盛星雲重獲盛寵的消息一傳出來,各宮都按捺不住了。
一個纖細的身影,悄悄潛入了儲秀宮。
儲秀宮的宮女珊瑚一見到她,便立即將她帶到了內殿。
周貴妃斜斜倚在榻上,居高臨下地看著跪地的宮女,道:“你怎麼忽然來了?”
佩玲伏在地上,道:“貴妃娘娘,龐貴人如今大勢已去,奴婢實在不想留在她身邊了……求娘娘,讓奴婢回儲秀宮吧!”
佩玲之前便是周貴妃身邊得力的宮女,若不是為了扶植和約束龐貴人,也不會將她分出去。
周貴妃看向佩玲,神思悠悠。
“聽說龐貴人之前鬨了一出自殺,皇上還是沒有留下?”周貴妃聲音清冷。
佩玲歎了口氣,道:“貴妃娘娘,那日恰好皇上翻了雲美人的牌子,龐貴人是撞在了槍口上,並不討好。”
不僅不討好,恐怕還惹得皇帝更加厭煩了。
周貴妃想了想,若是皇帝如今,對龐貴人已經棄之如敝履,再幫她對自己也沒有什麼好處,說不定還要受她連累。
周貴妃盤算了一陣,道:“佩玲,眼下,你還是先留在龐貴人身邊……要牢牢盯著她,免得她又做出什麼蠢事來。”

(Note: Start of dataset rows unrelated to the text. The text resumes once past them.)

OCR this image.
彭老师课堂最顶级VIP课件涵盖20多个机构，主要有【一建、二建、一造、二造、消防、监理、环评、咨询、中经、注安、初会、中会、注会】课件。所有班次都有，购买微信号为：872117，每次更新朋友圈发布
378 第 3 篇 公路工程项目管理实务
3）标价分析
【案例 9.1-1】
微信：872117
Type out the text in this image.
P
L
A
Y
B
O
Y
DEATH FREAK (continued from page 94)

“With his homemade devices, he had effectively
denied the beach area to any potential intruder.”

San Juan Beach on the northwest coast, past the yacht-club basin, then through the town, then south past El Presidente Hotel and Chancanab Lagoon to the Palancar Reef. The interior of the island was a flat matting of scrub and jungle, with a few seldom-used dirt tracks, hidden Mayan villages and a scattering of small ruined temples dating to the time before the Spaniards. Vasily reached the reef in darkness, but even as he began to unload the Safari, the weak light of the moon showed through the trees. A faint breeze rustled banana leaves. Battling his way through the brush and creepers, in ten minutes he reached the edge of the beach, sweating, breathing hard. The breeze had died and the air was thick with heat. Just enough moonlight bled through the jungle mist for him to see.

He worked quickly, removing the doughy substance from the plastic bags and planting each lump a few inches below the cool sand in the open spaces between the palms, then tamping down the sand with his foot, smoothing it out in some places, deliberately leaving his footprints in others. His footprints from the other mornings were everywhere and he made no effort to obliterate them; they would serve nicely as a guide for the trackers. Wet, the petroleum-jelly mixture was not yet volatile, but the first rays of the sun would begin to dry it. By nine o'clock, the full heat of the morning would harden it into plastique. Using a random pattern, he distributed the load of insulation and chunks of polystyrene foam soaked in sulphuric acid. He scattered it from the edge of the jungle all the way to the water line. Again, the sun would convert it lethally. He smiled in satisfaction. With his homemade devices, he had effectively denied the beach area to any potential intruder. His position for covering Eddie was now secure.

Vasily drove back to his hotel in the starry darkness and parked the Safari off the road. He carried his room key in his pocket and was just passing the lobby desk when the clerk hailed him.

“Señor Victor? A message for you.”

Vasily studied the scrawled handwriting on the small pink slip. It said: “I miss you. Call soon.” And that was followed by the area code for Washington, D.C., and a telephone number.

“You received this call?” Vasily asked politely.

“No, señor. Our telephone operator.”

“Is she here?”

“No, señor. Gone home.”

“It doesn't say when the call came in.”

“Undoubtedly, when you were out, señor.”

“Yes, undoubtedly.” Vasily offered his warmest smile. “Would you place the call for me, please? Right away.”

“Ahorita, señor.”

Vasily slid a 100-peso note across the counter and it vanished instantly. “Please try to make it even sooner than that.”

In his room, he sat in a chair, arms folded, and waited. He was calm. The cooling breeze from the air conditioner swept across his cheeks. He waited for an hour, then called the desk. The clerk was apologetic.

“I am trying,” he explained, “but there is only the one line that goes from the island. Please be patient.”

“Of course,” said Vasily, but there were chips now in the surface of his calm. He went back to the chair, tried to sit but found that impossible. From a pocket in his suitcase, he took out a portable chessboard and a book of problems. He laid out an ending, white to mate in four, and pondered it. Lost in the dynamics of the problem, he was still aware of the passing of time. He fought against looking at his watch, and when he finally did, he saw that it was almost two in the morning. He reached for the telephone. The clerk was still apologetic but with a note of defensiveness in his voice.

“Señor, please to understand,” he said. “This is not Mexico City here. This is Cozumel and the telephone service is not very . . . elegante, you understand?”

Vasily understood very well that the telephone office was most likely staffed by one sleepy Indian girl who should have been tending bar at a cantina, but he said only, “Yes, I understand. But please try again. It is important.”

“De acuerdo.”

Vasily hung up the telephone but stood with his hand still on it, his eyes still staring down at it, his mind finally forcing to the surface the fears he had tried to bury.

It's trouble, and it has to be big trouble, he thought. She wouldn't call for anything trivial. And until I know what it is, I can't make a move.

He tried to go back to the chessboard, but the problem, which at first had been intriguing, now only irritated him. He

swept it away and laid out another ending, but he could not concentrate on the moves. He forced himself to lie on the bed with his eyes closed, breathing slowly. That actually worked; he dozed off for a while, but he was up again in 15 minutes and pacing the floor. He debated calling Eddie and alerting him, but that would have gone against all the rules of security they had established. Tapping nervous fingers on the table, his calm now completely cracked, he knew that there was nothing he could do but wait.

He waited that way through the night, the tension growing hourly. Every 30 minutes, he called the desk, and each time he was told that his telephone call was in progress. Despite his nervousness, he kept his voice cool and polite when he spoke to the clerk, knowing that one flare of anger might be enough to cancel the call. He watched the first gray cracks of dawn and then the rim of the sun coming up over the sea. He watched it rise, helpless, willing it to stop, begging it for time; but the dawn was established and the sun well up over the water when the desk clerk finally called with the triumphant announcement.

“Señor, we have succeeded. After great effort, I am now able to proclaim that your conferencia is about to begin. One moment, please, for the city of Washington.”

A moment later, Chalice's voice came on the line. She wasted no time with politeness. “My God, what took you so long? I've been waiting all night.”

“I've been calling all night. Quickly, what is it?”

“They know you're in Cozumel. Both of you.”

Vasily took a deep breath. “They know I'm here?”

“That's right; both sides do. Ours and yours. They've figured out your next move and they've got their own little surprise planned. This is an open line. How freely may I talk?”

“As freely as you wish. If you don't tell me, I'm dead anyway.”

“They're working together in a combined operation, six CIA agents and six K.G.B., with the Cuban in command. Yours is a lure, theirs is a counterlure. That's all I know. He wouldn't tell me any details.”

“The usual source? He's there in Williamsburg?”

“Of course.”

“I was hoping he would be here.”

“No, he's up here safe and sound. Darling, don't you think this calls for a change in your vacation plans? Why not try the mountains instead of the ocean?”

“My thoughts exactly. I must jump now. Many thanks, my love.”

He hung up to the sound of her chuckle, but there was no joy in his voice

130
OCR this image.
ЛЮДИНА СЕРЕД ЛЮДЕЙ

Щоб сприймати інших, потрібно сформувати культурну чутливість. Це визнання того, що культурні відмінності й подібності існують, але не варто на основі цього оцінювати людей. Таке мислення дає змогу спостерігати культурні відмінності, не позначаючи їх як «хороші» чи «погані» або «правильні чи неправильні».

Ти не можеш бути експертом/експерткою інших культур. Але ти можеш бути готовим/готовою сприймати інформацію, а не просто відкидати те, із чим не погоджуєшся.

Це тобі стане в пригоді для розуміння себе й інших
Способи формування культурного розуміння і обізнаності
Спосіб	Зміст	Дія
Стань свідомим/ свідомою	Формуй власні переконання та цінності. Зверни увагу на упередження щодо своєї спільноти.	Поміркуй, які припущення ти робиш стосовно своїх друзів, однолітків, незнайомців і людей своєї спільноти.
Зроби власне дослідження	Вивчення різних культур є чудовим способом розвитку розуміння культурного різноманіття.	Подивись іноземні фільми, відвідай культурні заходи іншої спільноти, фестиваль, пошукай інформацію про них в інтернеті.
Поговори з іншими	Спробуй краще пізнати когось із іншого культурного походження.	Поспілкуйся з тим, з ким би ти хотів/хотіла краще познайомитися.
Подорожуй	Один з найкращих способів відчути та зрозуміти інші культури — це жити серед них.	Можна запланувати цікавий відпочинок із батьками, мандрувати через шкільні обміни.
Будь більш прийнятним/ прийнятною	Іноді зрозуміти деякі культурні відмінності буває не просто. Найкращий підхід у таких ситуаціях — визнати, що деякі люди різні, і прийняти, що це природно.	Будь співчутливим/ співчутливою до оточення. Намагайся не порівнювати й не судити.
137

佩玲聽了,眼眶含淚,似乎在龐貴人那裡也受了不少委屈。
但她隻得應聲道:“是……貴妃娘娘……”
周貴妃淡淡瞥她一眼,佩玲年方二八,生得眉清目秀,雖算不得絕色,但若是打扮起來……至少也是人中之姿。
周貴妃忽而俯身,伸出手指,勾起佩玲的下巴——佩玲有些驚恐地張大眼,周貴妃的護甲冰涼,冷颼颼地貼在她下巴上。
佩玲渾身一顫,不明所以地看著周貴妃。
周貴妃見她一臉惶恐,笑了笑:“佩玲,你家中還有什麼人?”
佩玲微愣,有些忐忑道:“奴婢……奴婢家中,還有母親和哥哥……”
周貴妃秀眉一挑,道:“噢?哥哥在做什麼?”
佩玲低聲道:“哥哥還在、還在讀書……”
周貴妃輕笑一下:“讀書好……想不想為你,還有你哥哥,掙個前程?”
佩玲滿臉驚愕,說不出話來。
周貴妃幽幽吐出一句:“你先回去吧。”
佩玲走後,與周貴妃交好的湘嬪、梅嬪便來了。
雖她們一起過來的,還有惠妃。
如今,惠妃算是正式加入了周貴妃一派,時常與她們聚在一起。
而日子久了,周貴妃發現,惠妃表麵裝得溫良恭謹,善解人意,實際上卻表裡不一。
“姝兒給貴妃娘娘請安。”
今日楊姝也跟著湘嬪過來了,楊姝一進門,便恭恭敬敬給周貴妃行了個大禮,周貴妃滿意地笑了笑,叫宮女上了點心給她吃。
周貴妃看了一眼,坐在旁邊的惠妃。
“惠妃姐姐,怎麼不見四殿下呢?”周貴妃挑眉問道。
惠妃微愣,笑著開口:“昭兒最近學業繁忙,臣妾便讓他在宮裡讀書了。”
對麵的湘嬪,冷不丁開口:“讀書?臣妾聽說,四殿下最近經常去明玉軒找七公主玩啊。”
周貴妃神色冷了幾分,幽幽笑道:“是麼?四殿下和明玉軒的人,走得很近?”
惠妃麵色一僵。
她不是不知道,周貴妃不喜歡皇後,連帶著也不喜歡明玉軒。
雲美人和七公主,幾次三番與龐貴人、周貴妃起了直接或間接的衝突,雙方早就站到了對立麵。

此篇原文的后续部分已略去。